Flint crisis researchers named to state response team
Lansing — Michigan Gov. Rick Snyder on Wednesday appointed two researchers who helped expose the Flint drinking water contamination crisis to a committee tasked with identifying long-term solutions.
Virginia Tech professor Marc Edwards and Dr. Mona Hanna-Attisha of Hurley Medical Center are among a group of medical and field experts who will serve on the 17-member Flint Water Interagency Coordinating Committee, the governor announced.
“Flint residents deserve clean, safe drinking water, and I am confident that the expertise represented on this committee will be a tremendous asset as we continue to address the water crisis in Flint,” Snyder said in a statement. “I am grateful to these appointees for their willingness to serve on this important committee.”
Edwards, who led an independent and volunteer Flint research team from Virginia Tech, first exposed elevated blood lead levels in drinking water following the city’s switch to local river water. Hanna-Attisha later identified elevated blood lead levels in the blood of infants and children.
The state had initially dismissed their conclusions, but officials confirmed the independent findings on Oct. 1, prompting an ongoing response. The governor, in his recent State of the State address, thanked Edwards and Hanna-Attisha for sounding the alarm as far back as May.

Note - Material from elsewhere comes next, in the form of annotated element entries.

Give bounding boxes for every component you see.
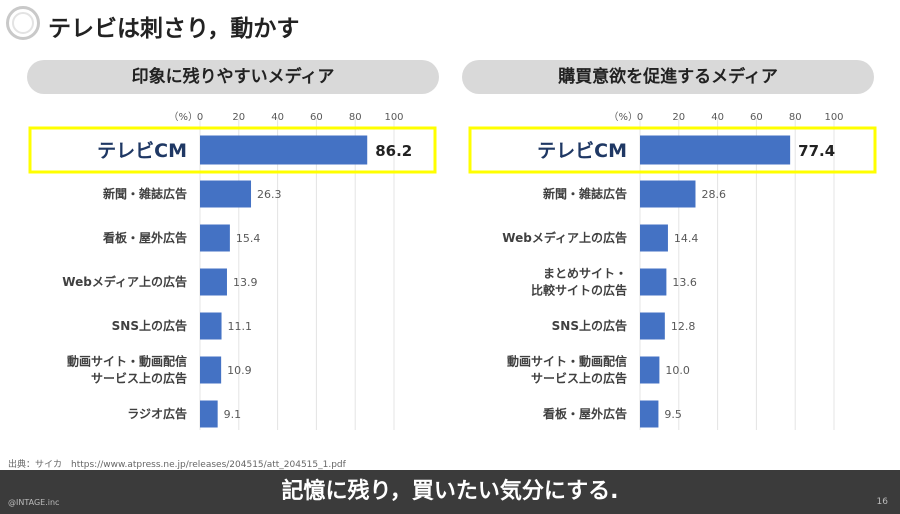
purchase-category-label: 新聞・雑誌広告 bbox=[543, 186, 627, 201]
purchase-value-label: 77.4 bbox=[798, 142, 835, 160]
impression-category-label: 動画サイト・動画配信サービス上の広告 bbox=[67, 354, 187, 386]
purchase-value-label: 13.6 bbox=[672, 276, 697, 289]
purchase-category-label: SNS上の広告 bbox=[552, 318, 627, 333]
impression-category-label: テレビCM bbox=[97, 140, 187, 162]
copyright: @INTAGE.inc bbox=[8, 498, 60, 507]
impression-tick-label: 100 bbox=[384, 112, 403, 123]
slide-logo-circle bbox=[6, 6, 40, 40]
purchase-category-label: Webメディア上の広告 bbox=[502, 230, 627, 245]
purchase-bar bbox=[640, 356, 660, 384]
purchase-highlight-frame bbox=[468, 126, 877, 174]
footer-message: 記憶に残り，買いたい気分にする. bbox=[281, 479, 619, 504]
purchase-value-label: 12.8 bbox=[671, 320, 696, 333]
impression-value-label: 11.1 bbox=[228, 320, 253, 333]
purchase-bar bbox=[640, 400, 659, 428]
purchase-media-chart: 0 20 40 60 80 100 （%） 77.4 テレビCM 28.6 新聞・雑誌広告 14.4 W… bbox=[468, 111, 877, 430]
purchase-tick-label: 60 bbox=[750, 112, 763, 123]
impression-highlight-frame bbox=[28, 126, 437, 174]
impression-tick-label: 40 bbox=[271, 112, 284, 123]
left-chart-title: 印象に残りやすいメディア bbox=[27, 60, 439, 94]
impression-unit-label: （%） bbox=[168, 111, 198, 123]
impression-value-label: 26.3 bbox=[257, 188, 282, 201]
impression-category-label: 新聞・雑誌広告 bbox=[103, 186, 187, 201]
impression-bar bbox=[200, 224, 230, 252]
impression-category-label: 看板・屋外広告 bbox=[103, 230, 187, 245]
purchase-tick-label: 40 bbox=[711, 112, 724, 123]
impression-bar bbox=[200, 312, 222, 340]
impression-bar bbox=[200, 268, 227, 296]
purchase-bar bbox=[640, 180, 696, 208]
purchase-category-label: まとめサイト・比較サイトの広告 bbox=[531, 267, 627, 298]
purchase-tick-label: 0 bbox=[637, 112, 643, 123]
impression-bar bbox=[200, 356, 222, 384]
purchase-bar bbox=[640, 312, 665, 340]
impression-tick-label: 60 bbox=[310, 112, 323, 123]
purchase-bar bbox=[640, 135, 791, 165]
impression-media-chart: 0 20 40 60 80 100 （%） 86.2 テレビCM 26.3 新聞・雑誌広告 15.4 看… bbox=[28, 111, 437, 430]
purchase-tick-label: 20 bbox=[672, 112, 685, 123]
purchase-value-label: 9.5 bbox=[664, 408, 682, 421]
purchase-value-label: 14.4 bbox=[674, 232, 699, 245]
right-chart-title: 購買意欲を促進するメディア bbox=[462, 60, 874, 94]
impression-value-label: 13.9 bbox=[233, 276, 258, 289]
impression-value-label: 10.9 bbox=[227, 364, 252, 377]
footer-bar: 記憶に残り，買いたい気分にする. @INTAGE.inc 16 bbox=[0, 470, 900, 514]
purchase-value-label: 10.0 bbox=[665, 364, 690, 377]
purchase-bar bbox=[640, 224, 668, 252]
impression-category-label: Webメディア上の広告 bbox=[62, 274, 187, 289]
impression-tick-label: 0 bbox=[197, 112, 203, 123]
impression-tick-label: 20 bbox=[232, 112, 245, 123]
purchase-category-label: 動画サイト・動画配信サービス上の広告 bbox=[507, 354, 627, 386]
page-number: 16 bbox=[876, 497, 888, 507]
purchase-category-label: 看板・屋外広告 bbox=[543, 406, 627, 421]
impression-bar bbox=[200, 180, 252, 208]
purchase-category-label: テレビCM bbox=[537, 140, 627, 162]
source-citation: 出典：サイカ https://www.atpress.ne.jp/release… bbox=[8, 460, 346, 470]
impression-value-label: 9.1 bbox=[224, 408, 242, 421]
impression-value-label: 15.4 bbox=[236, 232, 261, 245]
purchase-bar bbox=[640, 268, 667, 296]
purchase-value-label: 28.6 bbox=[701, 188, 726, 201]
impression-bar bbox=[200, 400, 218, 428]
impression-bar bbox=[200, 135, 368, 165]
impression-tick-label: 80 bbox=[349, 112, 362, 123]
impression-value-label: 86.2 bbox=[375, 142, 412, 160]
purchase-tick-label: 100 bbox=[824, 112, 843, 123]
impression-category-label: SNS上の広告 bbox=[112, 318, 187, 333]
slide-title: テレビは刺さり，動かす bbox=[48, 16, 300, 42]
impression-category-label: ラジオ広告 bbox=[127, 406, 187, 421]
purchase-unit-label: （%） bbox=[608, 111, 638, 123]
purchase-tick-label: 80 bbox=[789, 112, 802, 123]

“Tragically, based on what DEQ and the Department of Health and Human Services had seen on the ground, they initially failed to reach the same conclusion,” Snyder said in his Jan. 19 speech. “I want to thank the professor, the doctor and the concerned pastors of Flint for bringing this issue to light. We are actively investigating why these agencies got it so wrong.”
Flint Mayor Karen Weaver also will serve on the new inter-agency coordinating committee, which Snyder created by executive order on Jan. 11, along with heads of various state agencies, including Department of Environmental Quality Director Keith Creagh, Health and Human Services Director Nick Lyon and Treasurer Nick Khouri.
The governor also appointed Genesee County Board Chairman Jamie Curtis, City Administrator Natasha Henderson, retired Saginaw County Drain Commissioner Jim Koski, Mott Children’s Health Center CEO Lawrence Reynolds, Kettering University professor of mechanical engineering Laura Sullivan and Genesee County Health Department officer Mark Valacak.
One other member will be named at a later date. The committee has been charged with a variety of responsibilities, including recommendations for acceptable drinking water standards and recommendations regarding the health impact on Flint residents.
A separate Flint Water Advisory Task Force, in a letter sent to the governor last week, had suggested he establish a group of subject matter experts, including Edwards, to oversee the city’s conversion to a new regional pipeline from Lake Huron. The full task force report is expected in February.